De werken die ik bestudeer bieden een oneindige bron voor verwondering. Over veel van de werken zou ik graag een historiografische verhandeling schrijven, maar daar gaat mijn proefschrift niet over. Gelukkig is er dit blog, om te vertellen over de interessante dingen die ik tegenkom. Zo schreef ik eerder al over Op en top Nederlands (1937), dat om meerdere redenen merkwaardig is. Nu kwam ik een ander boeiend werkje tegen: De kleine zuiveraar.
Doel
De kleine zuiveraar verscheen in 1907. De ondertitel van dit Vlaamse boekje laat over de inhoud geen twijfel bestaan: ‘een gids ter verbanning van vreemde woorden uit de Hollandsche taal’. Het naschrift (nawoord is een germanisme, maar ja, naschrift is dan weer een leenvertaling van Latijn, ironisch genoeg) legt nog wat meer uit over het doel van de woordenlijst:
“besloot de commissie een ‘woordenlijstje saam te stellen, waarin de voornaamste indringers in onze omgangstaal voorkomen met de zuiver-Hollandsche woorden er naast.”
Kritiek
Al in 1908 werd het boekje bekritiseerd door legendarisch taalvorser J.J. Salverda de Grave.
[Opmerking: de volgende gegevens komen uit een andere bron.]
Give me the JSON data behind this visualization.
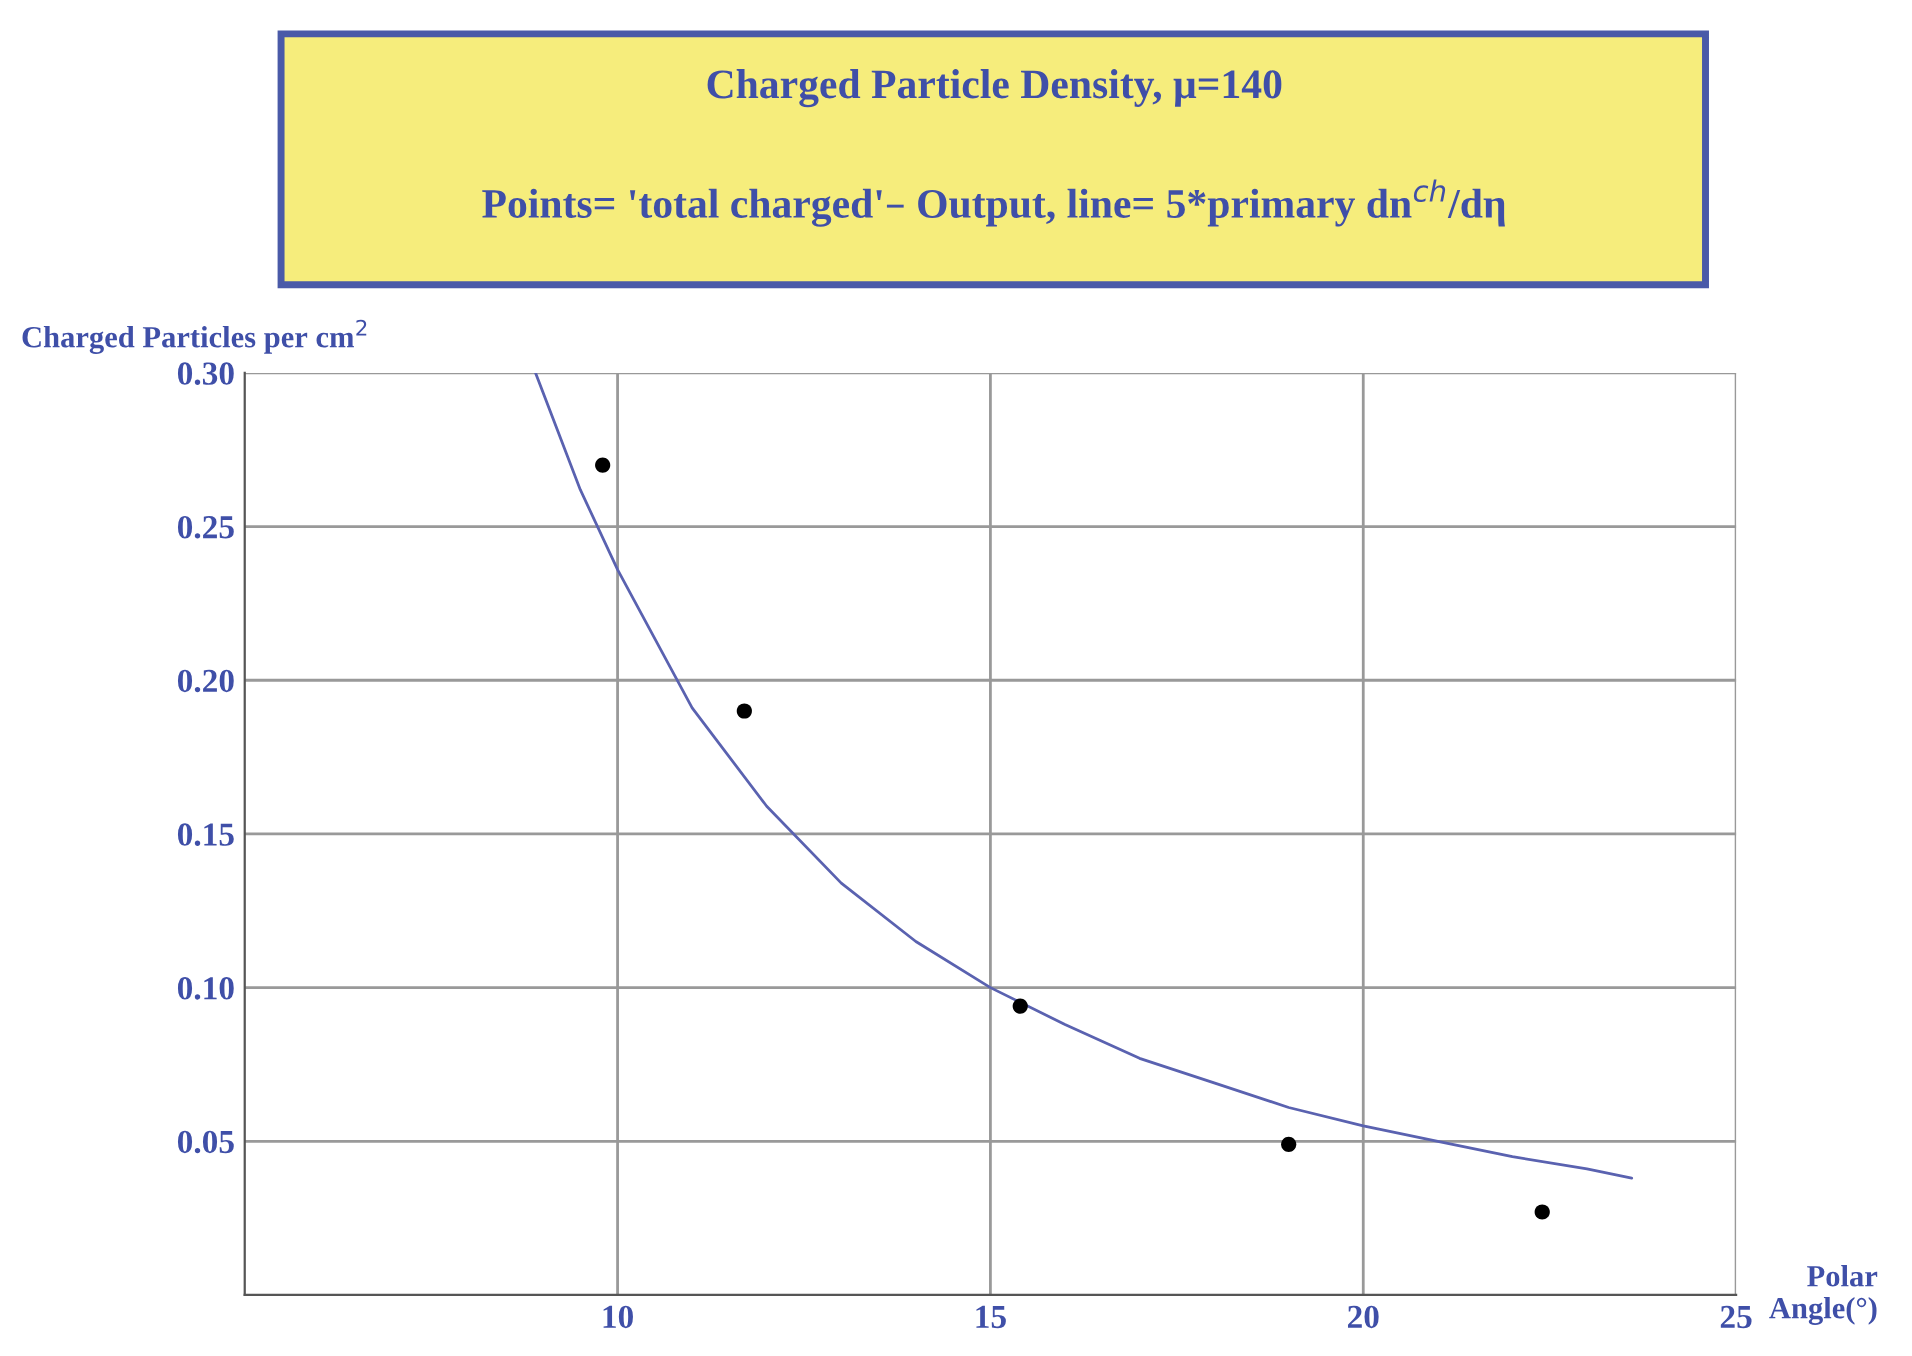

Een aantal van zijn kritiekpunten is nog steeds van toepassing op huidige taalzuivering. Zo verwijt Salverda de Grave de taalzuiveraars vreemd te vervangen door vreemd:
“Zo bijvoorbeeld wordt fournisseur de la cour vervangen door hofleverancier, en men vraagt onwillekeurig of het wel de moeite waard is, als nu eenmaal vreemde woorden vermeden moeten worden, om voor het eerste het tweede te zetten, dat er toch ook zeer onhollands uitziet.”
Zoiets kwam ik onlangs ook tegen in een artikel van Harry Cohen in Onze Taal (1998). Hierin bespreekt hij de nieuwe editie van de Woordwijzer van het Nederlands Normalisatie Instituut, alwaar hij het volgende over observeert:
“Of neem, om iets verder in het verleden te duiken, de term floodlight. De Woordwijzer wil die vervangen door schijnwerperlicht. Aardig gevonden, maar een halve eeuw geleden deelde ons aller Charivarius schijnwerper nog in bij de “Duitse woorden in Nederlandse vorm”, een categorie die in zijn ogen “groot gevaar” opleverde.”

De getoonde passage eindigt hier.